Muskelübungen gegen Ohnmacht Drei einfache Übungen können helfen, Ohnmachtsanfälle zu verhindern:

Kreuzen Sie die Beine und spannen gleichzeitig die Bein-, Bauch- und Gesäßmuskulatur an. Packen Sie in Brusthöhe mit einer Hand die andere und ziehen Sie kräftig in die Gegenrichtung. Drücken Sie einen Gegenstand fest mit der Hand zusammen. Die Muskelanspannung soll zu einer Kompression der Venen in Bauch und Beinen führen.
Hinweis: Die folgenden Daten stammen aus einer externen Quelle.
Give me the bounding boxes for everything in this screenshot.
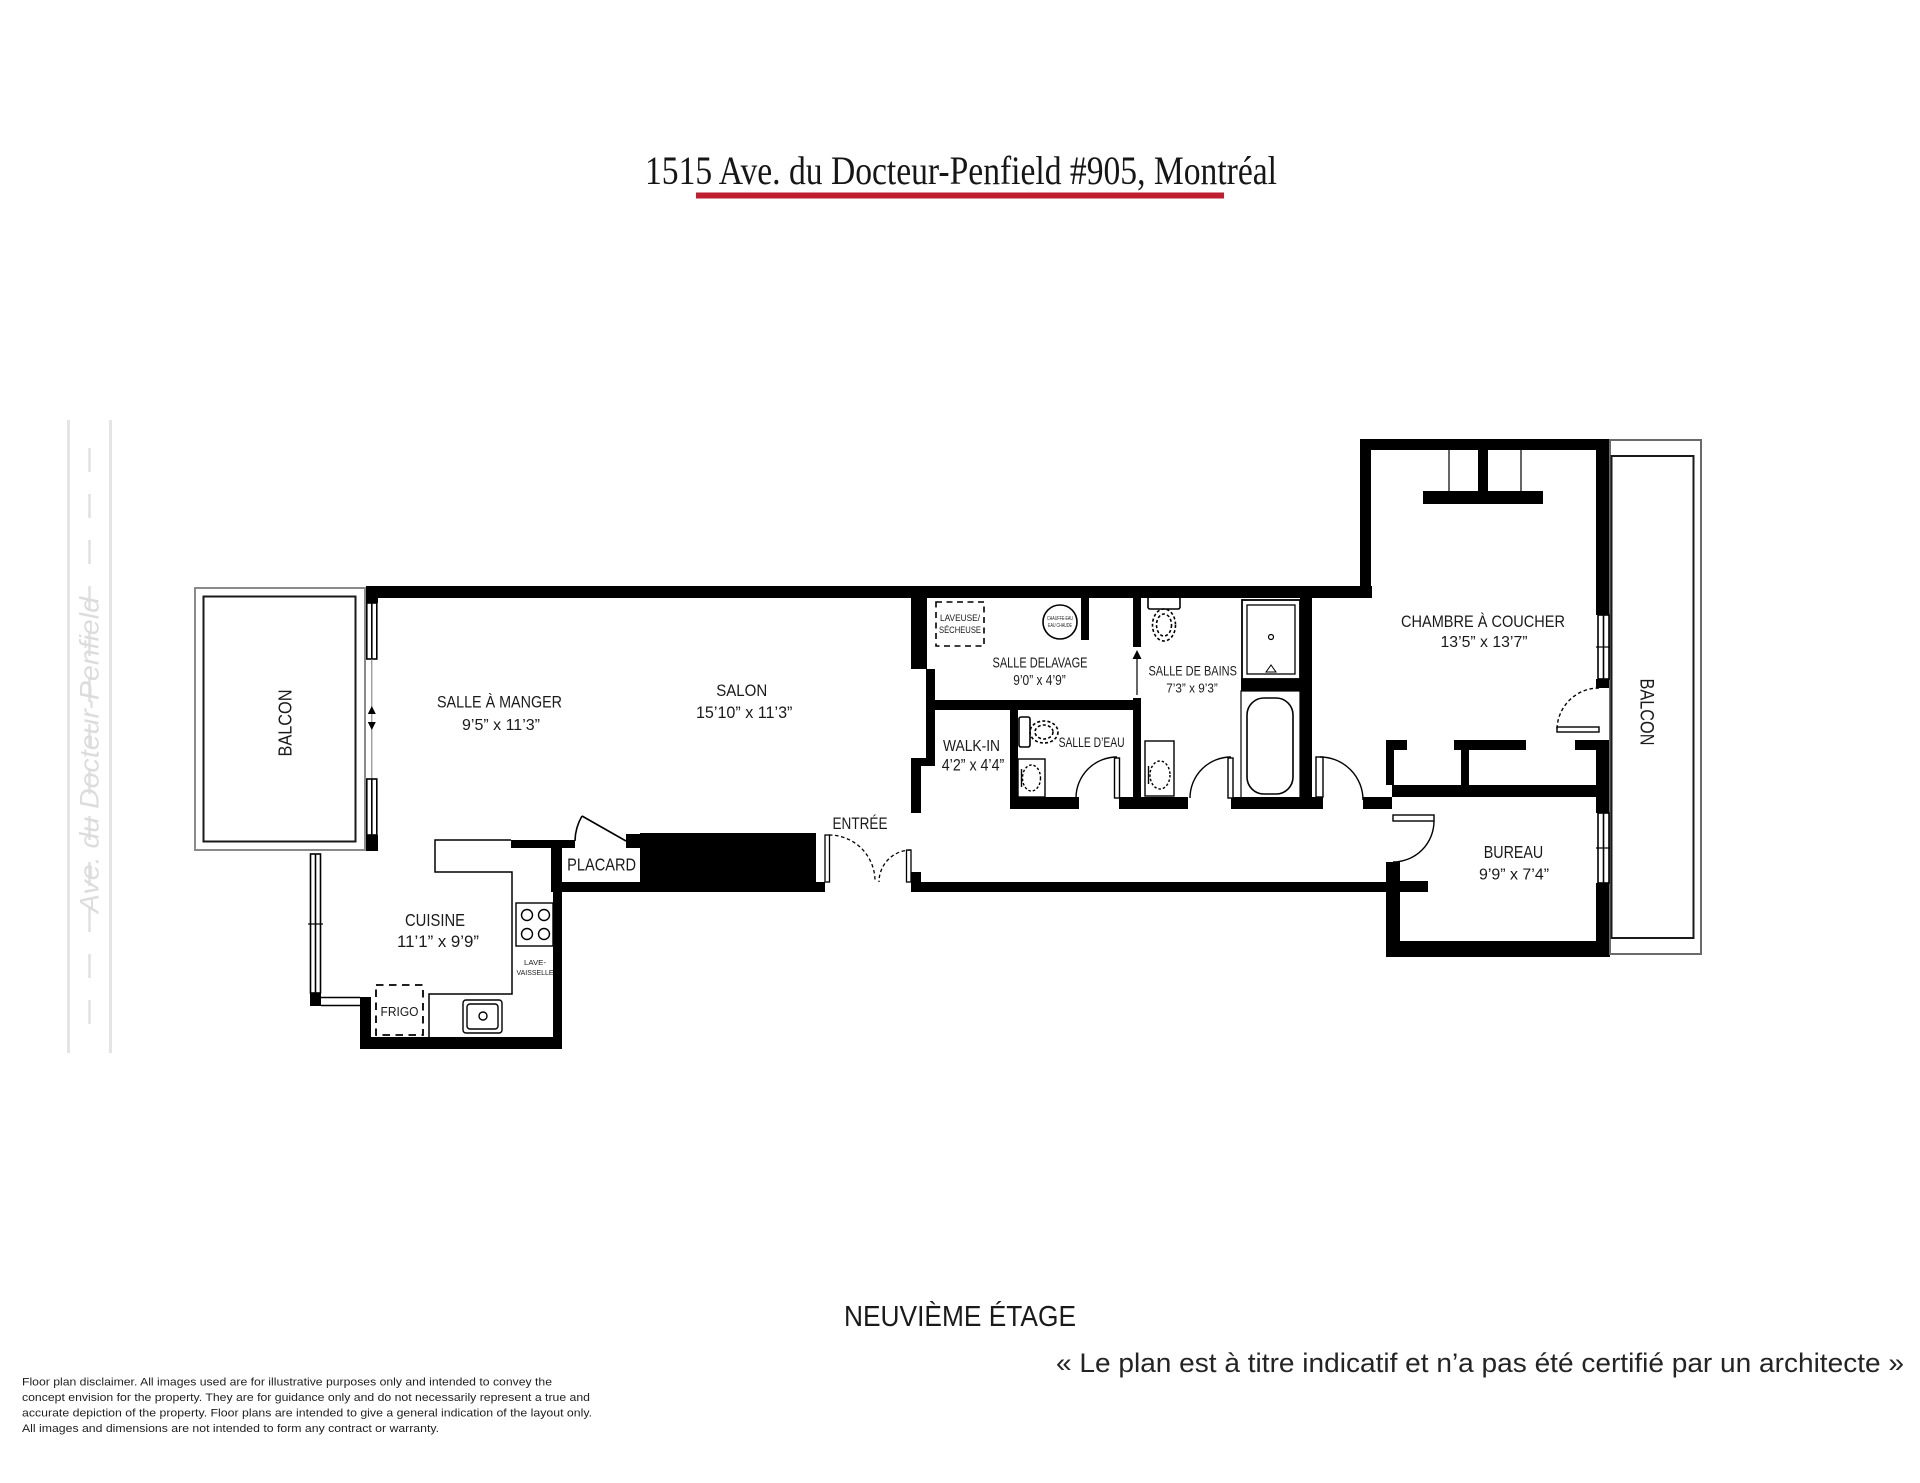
svg-text:SÉCHEUSE: SÉCHEUSE: [939, 625, 981, 636]
svg-text:LAVEUSE/: LAVEUSE/: [940, 613, 980, 624]
svg-text:VAISSELLE: VAISSELLE: [517, 968, 554, 977]
svg-text:SALLE DE BAINS: SALLE DE BAINS: [1148, 664, 1237, 679]
svg-text:PLACARD: PLACARD: [567, 855, 636, 875]
svg-text:SALLE DELAVAGE: SALLE DELAVAGE: [993, 655, 1088, 672]
svg-text:BUREAU: BUREAU: [1484, 842, 1544, 862]
svg-text:All images and dimensions are: All images and dimensions are not intend…: [22, 1423, 439, 1435]
svg-text:SALLE À MANGER: SALLE À MANGER: [437, 693, 562, 712]
svg-text:EAU CHAUDE: EAU CHAUDE: [1048, 623, 1072, 629]
svg-text:LAVE-: LAVE-: [524, 958, 547, 967]
svg-text:11’1” x 9’9”: 11’1” x 9’9”: [397, 933, 479, 951]
svg-text:BALCON: BALCON: [275, 690, 296, 757]
svg-text:FRIGO: FRIGO: [381, 1004, 419, 1019]
svg-text:7’3” x 9’3”: 7’3” x 9’3”: [1166, 681, 1218, 696]
svg-text:9’9” x 7’4”: 9’9” x 7’4”: [1479, 867, 1549, 884]
svg-text:WALK-IN: WALK-IN: [943, 738, 1000, 755]
svg-text:SALLE D’EAU: SALLE D’EAU: [1059, 734, 1125, 750]
svg-text:4’2” x 4’4”: 4’2” x 4’4”: [942, 757, 1005, 775]
svg-text:CUISINE: CUISINE: [405, 910, 465, 930]
svg-text:CHAMBRE À COUCHER: CHAMBRE À COUCHER: [1401, 612, 1565, 631]
svg-text:accurate depiction of the prop: accurate depiction of the property. Floo…: [22, 1408, 592, 1420]
svg-text:Ave. du Docteur-Penfield: Ave. du Docteur-Penfield: [75, 596, 105, 915]
svg-text:« Le plan est à titre indicati: « Le plan est à titre indicatif et n’a p…: [1056, 1348, 1904, 1378]
svg-text:9’5” x 11’3”: 9’5” x 11’3”: [462, 717, 540, 734]
svg-text:concept envision for the prope: concept envision for the property. They …: [22, 1392, 590, 1404]
svg-text:ENTRÉE: ENTRÉE: [833, 814, 888, 833]
svg-text:13’5” x 13’7”: 13’5” x 13’7”: [1441, 634, 1528, 651]
svg-text:NEUVIÈME ÉTAGE: NEUVIÈME ÉTAGE: [844, 1300, 1076, 1333]
svg-text:15’10” x 11’3”: 15’10” x 11’3”: [696, 703, 793, 722]
svg-text:1515 Ave. du Docteur-Penfield: 1515 Ave. du Docteur-Penfield #905, Mont…: [645, 148, 1277, 193]
svg-text:CHAUFFE-EAU: CHAUFFE-EAU: [1047, 616, 1073, 622]
svg-text:9’0” x 4’9”: 9’0” x 4’9”: [1013, 673, 1066, 689]
svg-text:BALCON: BALCON: [1636, 679, 1657, 746]
svg-text:Floor plan disclaimer. All ima: Floor plan disclaimer. All images used a…: [22, 1377, 552, 1389]
svg-text:SALON: SALON: [716, 682, 767, 700]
Was ist eigentlich eine Ohnmacht? Eine Ohnmacht oder – medizinisch – Synkope beschreibt eine kurzzeitige, in der Regel weniger als eine Minute dauernde Bewusstlosigkeit durch eine verminderte Durchblutung des Gehirns. Eine länger als eine Minute dauernde Ohnmacht wird als Bewusstlosigkeit bezeichnet.

Im Gegensatz zur echten Bewusstlosigkeit besteht für den Ohnmächtigen meist keine direkte Lebensgefahr. Während die Ohnmacht für sich selbst nicht gefährlich ist, können aber durch die resultierenden Stürze Verletzungen entstehen. Etwa jede fünfte Person erleidet mindestens einmal im Leben einen kurzzeitigen Ohnmachtsanfall beziehungsweise eine Synkope. Besonders häufig treten sie ab dem 70. Lebensjahr auf. 30 bis 40% der über 65-Jährigen fallen pro Jahr einmal hin, wobei das Verletzungsrisiko im fortgeschrittenen Alter deutlich erhöht ist. Synkopen treten in jedem Alter auf, sie kommen einzeln oder in Serien vor, es gibt solche mit sehr guter und solche mit sehr schlechter Prognose.

Verminderte Durchblutung: wenige Sekunden reichen

"Bei Bewusstsein" zu sein setzt eine ungestörte Tätigkeit des Gehirns und auch eine intakte Herz-Kreislauf- und Stoffwechselfunktion voraus. Störungen der Herz-Kreislauf-Funktion führen zu einer verminderten Durchblutung des Gehirns. Wenige Sekunden reichen aus, um zu einer Bewusstseinseinschränkung zu führen. Im Extremfall kommt es zu einem vollständigen Bewusstseinsverlust, einer Synkope. 60 bis 80% der Synkopen resultieren aus Kreislaufstörungen, die als Folge zu Durchblutungsstörungen des Gehirns führen.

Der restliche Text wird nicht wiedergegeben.